Songwriter Jack Tempchin probably is best known for having a hand in penning two classic early Eagles hits, “Peaceful Easy Feeling” and “Already Gone,” but he’s also a rather prolific solo artist in his own right. Tempchin has just released a new full-length solo album titled Learning to Dance, part of a deal he recently signed with Blue Elan Records.
Jack tells ABC Radio that prior to the new record deal, he’d been releasing his albums himself via the Internet, but having the backing of a label “really inspired” his creativity.
“My brain exploded with millions of new songs, and I thought, ‘Hey, somebody cares,'” he says.
Learning to Dance is made up of a dozen well-crafted and melodic tunes that Tempchin either wrote by himself or collaborated on with various other songwriters. He says that as he gathered the tunes together for the new record, he realized that a running theme was emerging: that of love in different stages of a person’s life.
“There’s a few songs about the euphoria of early love, and then when reality starts to come into it…and then it goes through just all the various changes of love,” Jack explains to ABC Radio. He adds that when he looked at the collection of songs as a whole, he thought, “Anybody of a certain age who’s gone through a few of these [experiences], they’re gonna listen to the album, they’re gonna go, ‘I’ve been through every one of those doggone things.'”
A few months before the release of Learning to Dance, Tempchin issued a four-song EP on Blue Elan titled Room to Run that included tunes he felt didn’t fit into the theme of the album. His main collaborator on both the EP and the album was a multi-talented young musician named Joel Piper, who produced and mixed Learning to Dance, played all the instruments on the album, contributed backing vocals and even co-wrote a couple of the songs. Jack credits Joel’s knowledge of new studio technology with helping to bring some modern sounds to his old-school folk-rock style.
While many of the songs on Learning to Dance are recent compositions, a few are older tunes that originally appeared on other artists’ releases. Among these are “I Volunteer,” a Tempchin co-write that was featured on Eagles singer Glenn Frey’s 1982 debut solo album; and “You Can Go Home Again,” which Jack penned with founding Byrds member Chris Hillman and appeared on a 1991 record by Hillman’s country group The Desert Rose Band.

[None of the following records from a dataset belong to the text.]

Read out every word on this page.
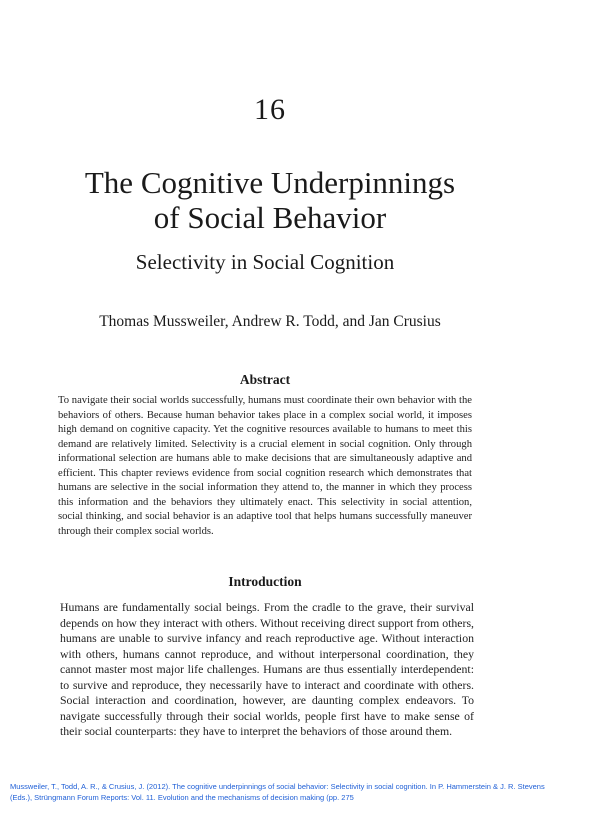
16
The Cognitive Underpinnings
of Social Behavior
Selectivity in Social Cognition
Thomas Mussweiler, Andrew R. Todd, and Jan Crusius
Abstract
To navigate their social worlds successfully, humans must coordinate their own behavior with the behaviors of others. Because human behavior takes place in a complex social world, it imposes high demand on cognitive capacity. Yet the cognitive resources available to humans to meet this demand are relatively limited. Selectivity is a crucial element in social cognition. Only through informational selection are humans able to make decisions that are simultaneously adaptive and efficient. This chapter reviews evidence from social cognition research which demonstrates that humans are selective in the social information they attend to, the manner in which they process this information and the behaviors they ultimately enact. This selectivity in social attention, social thinking, and social behavior is an adaptive tool that helps humans successfully maneuver through their complex social worlds.
Introduction
Humans are fundamentally social beings. From the cradle to the grave, their survival depends on how they interact with others. Without receiving direct support from others, humans are unable to survive infancy and reach reproductive age. Without interaction with others, humans cannot reproduce, and without interpersonal coordination, they cannot master most major life challenges. Humans are thus essentially interdependent: to survive and reproduce, they necessarily have to interact and coordinate with others. Social interaction and coordination, however, are daunting complex endeavors. To navigate successfully through their social worlds, people first have to make sense of their social counterparts: they have to interpret the behaviors of those around them.
Mussweiler, T., Todd, A. R., & Crusius, J. (2012). The cognitive underpinnings of social behavior: Selectivity in social cognition. In P. Hammerstein & J. R. Stevens
(Eds.), Strüngmann Forum Reports: Vol. 11. Evolution and the mechanisms of decision making (pp. 275
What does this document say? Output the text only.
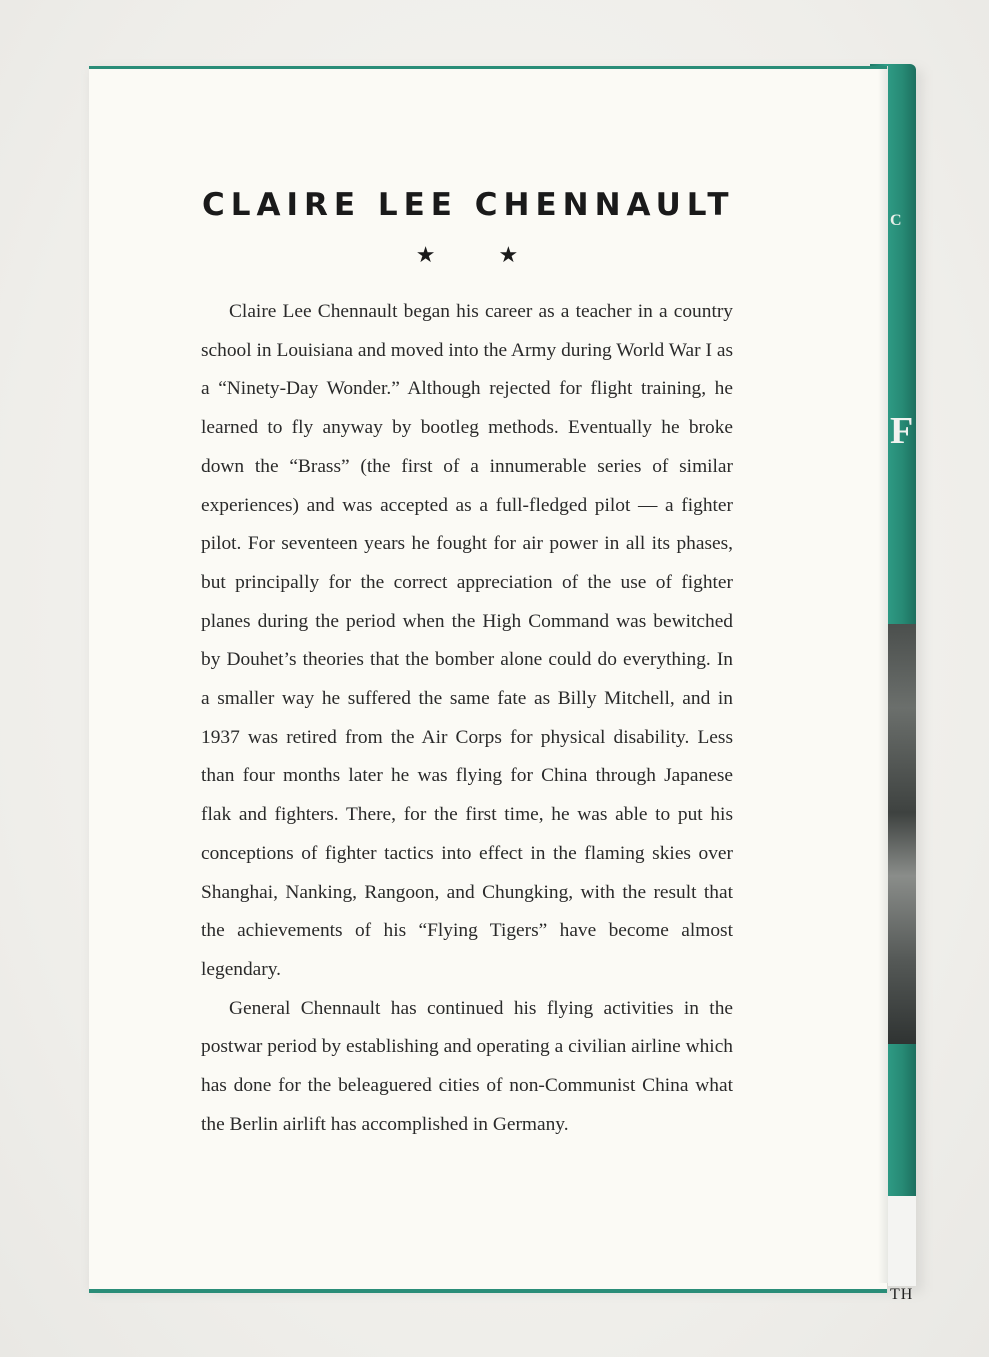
C
F
TH
CLAIRE LEE CHENNAULT
★ ★

Claire Lee Chennault began his career as a teacher in a country school in Louisiana and moved into the Army during World War I as a “Ninety-Day Wonder.” Although rejected for flight training, he learned to fly anyway by bootleg methods. Eventually he broke down the “Brass” (the first of a innumerable series of similar experiences) and was accepted as a full-fledged pilot — a fighter pilot. For seventeen years he fought for air power in all its phases, but principally for the correct appreciation of the use of fighter planes during the period when the High Command was bewitched by Douhet’s theories that the bomber alone could do everything. In a smaller way he suffered the same fate as Billy Mitchell, and in 1937 was retired from the Air Corps for physical disability. Less than four months later he was flying for China through Japanese flak and fighters. There, for the first time, he was able to put his conceptions of fighter tactics into effect in the flaming skies over Shanghai, Nanking, Rangoon, and Chungking, with the result that the achievements of his “Flying Tigers” have become almost legendary.

General Chennault has continued his flying activities in the postwar period by establishing and operating a civilian airline which has done for the beleaguered cities of non-Communist China what the Berlin airlift has accomplished in Germany.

Reflecting on his long and successful career, Tempchin tells ABC Radio that he considers himself a “lucky dog,” not only for helping to write two songs featured on the bestselling album of the 20th century — The Eagles’ Their Greatest Hits (1971-1975) — but for having the chance to continue to put out new music this late in his life.
According to his website MyPeacefulEasyFeeling.com, Tempchin currently has two concerts on his schedule — a September 4 show in Carlsbad, California, and an October 17 gig opening for Desert Rose Band duo Hillman and Herb Pedersen in National City, California. Jack says he’s hoping to continue promoting Learning to Dance by eventually teaming up with another artist for a more extensive tour.